Lasso assignment¶

Yoav Ram¶

First, we load the diabetes dataset, and try to predict the progression of the diabetes condition from several features, including age, blood pressure, and some blood serum features.

In [10]:

%matplotlib inline
import matplotlib.pyplot as plt
import numpy as np
import pandas as pd
import seaborn as sns
sns.set(
    style='ticks',
    context='talk',
    palette='Set1'
)

from sklearn.datasets import load_diabetes
from sklearn.linear_model import LinearRegression
from sklearn.model_selection import train_test_split

import warnings
warnings.simplefilter('ignore', FutureWarning)

Let's load the data and plot it.

In [2]:

dataset = load_diabetes()
feature_names = dataset.feature_names
X = pd.DataFrame(dataset.data, columns=dataset.feature_names)
y = dataset.target
X.head()

Out[2]:

	age	sex	bmi	bp	s1	s2	s3	s4	s5	s6
0	0.038076	0.050680	0.061696	0.021872	-0.044223	-0.034821	-0.043401	-0.002592	0.019908	-0.017646
1	-0.001882	-0.044642	-0.051474	-0.026328	-0.008449	-0.019163	0.074412	-0.039493	-0.068330	-0.092204
2	0.085299	0.050680	0.044451	-0.005671	-0.045599	-0.034194	-0.032356	-0.002592	0.002864	-0.025930
3	-0.089063	-0.044642	-0.011595	-0.036656	0.012191	0.024991	-0.036038	0.034309	0.022692	-0.009362
4	0.005383	-0.044642	-0.036385	0.021872	0.003935	0.015596	0.008142	-0.002592	-0.031991	-0.046641

In [3]:

sns.pairplot(X);

In [4]:

sns.distplot(y);

We can now split the data.

In [12]:

X_train, X_test, y_train, y_test = train_test_split(X, y, test_size=0.25)

Linear regression¶

Here we perform standard linear regression.

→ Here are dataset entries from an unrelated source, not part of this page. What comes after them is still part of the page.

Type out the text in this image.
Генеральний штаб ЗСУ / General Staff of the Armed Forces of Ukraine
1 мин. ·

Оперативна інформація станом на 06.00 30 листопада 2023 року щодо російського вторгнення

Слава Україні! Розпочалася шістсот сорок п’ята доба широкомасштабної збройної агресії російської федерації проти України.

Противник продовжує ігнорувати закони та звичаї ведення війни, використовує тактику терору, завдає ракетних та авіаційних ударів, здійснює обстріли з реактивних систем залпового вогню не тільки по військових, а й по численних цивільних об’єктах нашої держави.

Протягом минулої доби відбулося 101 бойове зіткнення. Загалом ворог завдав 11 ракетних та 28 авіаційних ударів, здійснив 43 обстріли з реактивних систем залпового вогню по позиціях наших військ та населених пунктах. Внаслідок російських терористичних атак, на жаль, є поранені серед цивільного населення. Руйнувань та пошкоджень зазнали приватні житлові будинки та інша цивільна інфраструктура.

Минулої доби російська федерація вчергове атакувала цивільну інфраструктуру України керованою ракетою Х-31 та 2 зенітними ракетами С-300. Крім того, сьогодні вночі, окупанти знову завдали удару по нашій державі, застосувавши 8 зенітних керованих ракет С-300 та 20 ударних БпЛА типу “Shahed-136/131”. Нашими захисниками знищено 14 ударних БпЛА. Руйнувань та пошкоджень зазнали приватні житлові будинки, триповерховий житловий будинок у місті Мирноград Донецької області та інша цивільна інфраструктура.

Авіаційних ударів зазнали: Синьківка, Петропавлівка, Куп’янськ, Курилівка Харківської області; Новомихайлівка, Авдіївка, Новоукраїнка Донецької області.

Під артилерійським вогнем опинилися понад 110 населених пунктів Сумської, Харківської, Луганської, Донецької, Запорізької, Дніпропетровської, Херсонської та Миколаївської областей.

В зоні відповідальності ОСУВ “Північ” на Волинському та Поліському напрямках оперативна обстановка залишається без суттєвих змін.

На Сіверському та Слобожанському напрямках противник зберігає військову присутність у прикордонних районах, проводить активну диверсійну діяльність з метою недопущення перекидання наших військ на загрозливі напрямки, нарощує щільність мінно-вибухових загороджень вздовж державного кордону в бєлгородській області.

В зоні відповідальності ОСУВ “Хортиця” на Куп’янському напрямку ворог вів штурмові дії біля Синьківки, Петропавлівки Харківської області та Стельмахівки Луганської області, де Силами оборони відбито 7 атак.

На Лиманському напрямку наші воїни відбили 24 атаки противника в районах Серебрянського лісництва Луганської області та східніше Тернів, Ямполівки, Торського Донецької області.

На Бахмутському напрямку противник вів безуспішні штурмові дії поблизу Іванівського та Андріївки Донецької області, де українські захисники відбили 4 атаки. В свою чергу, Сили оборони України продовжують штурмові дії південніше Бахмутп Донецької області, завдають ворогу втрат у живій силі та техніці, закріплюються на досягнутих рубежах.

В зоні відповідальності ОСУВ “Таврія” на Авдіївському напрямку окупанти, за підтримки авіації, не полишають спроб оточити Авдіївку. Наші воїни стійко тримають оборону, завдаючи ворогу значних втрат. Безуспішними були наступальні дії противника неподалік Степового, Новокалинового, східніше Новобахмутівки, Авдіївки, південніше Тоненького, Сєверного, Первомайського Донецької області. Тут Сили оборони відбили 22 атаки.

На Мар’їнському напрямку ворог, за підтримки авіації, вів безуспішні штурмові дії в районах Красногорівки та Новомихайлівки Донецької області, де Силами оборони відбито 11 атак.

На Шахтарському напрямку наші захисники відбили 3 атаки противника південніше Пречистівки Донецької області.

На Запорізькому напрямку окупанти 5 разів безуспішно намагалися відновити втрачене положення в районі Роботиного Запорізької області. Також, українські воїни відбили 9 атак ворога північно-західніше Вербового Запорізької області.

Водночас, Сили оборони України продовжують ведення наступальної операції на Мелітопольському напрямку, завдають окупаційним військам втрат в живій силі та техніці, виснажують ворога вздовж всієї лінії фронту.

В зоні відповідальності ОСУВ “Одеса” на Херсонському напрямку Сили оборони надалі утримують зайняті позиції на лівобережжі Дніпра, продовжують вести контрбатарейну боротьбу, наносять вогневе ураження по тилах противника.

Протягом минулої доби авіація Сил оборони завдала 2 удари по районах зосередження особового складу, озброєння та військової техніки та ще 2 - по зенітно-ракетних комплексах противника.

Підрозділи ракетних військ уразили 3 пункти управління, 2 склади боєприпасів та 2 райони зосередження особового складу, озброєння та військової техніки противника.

Note scores can differ due to the train-test split!

In [13]:

reg = LinearRegression()
reg.fit(X_train, y_train)
print("Score:", reg.score(X_test, y_test))

Score: 0.5041314648870356

Lasso regression¶

Now experiment with the Lasso model from the linear_model package (Lasso: least absolute shrinkage and selection operator).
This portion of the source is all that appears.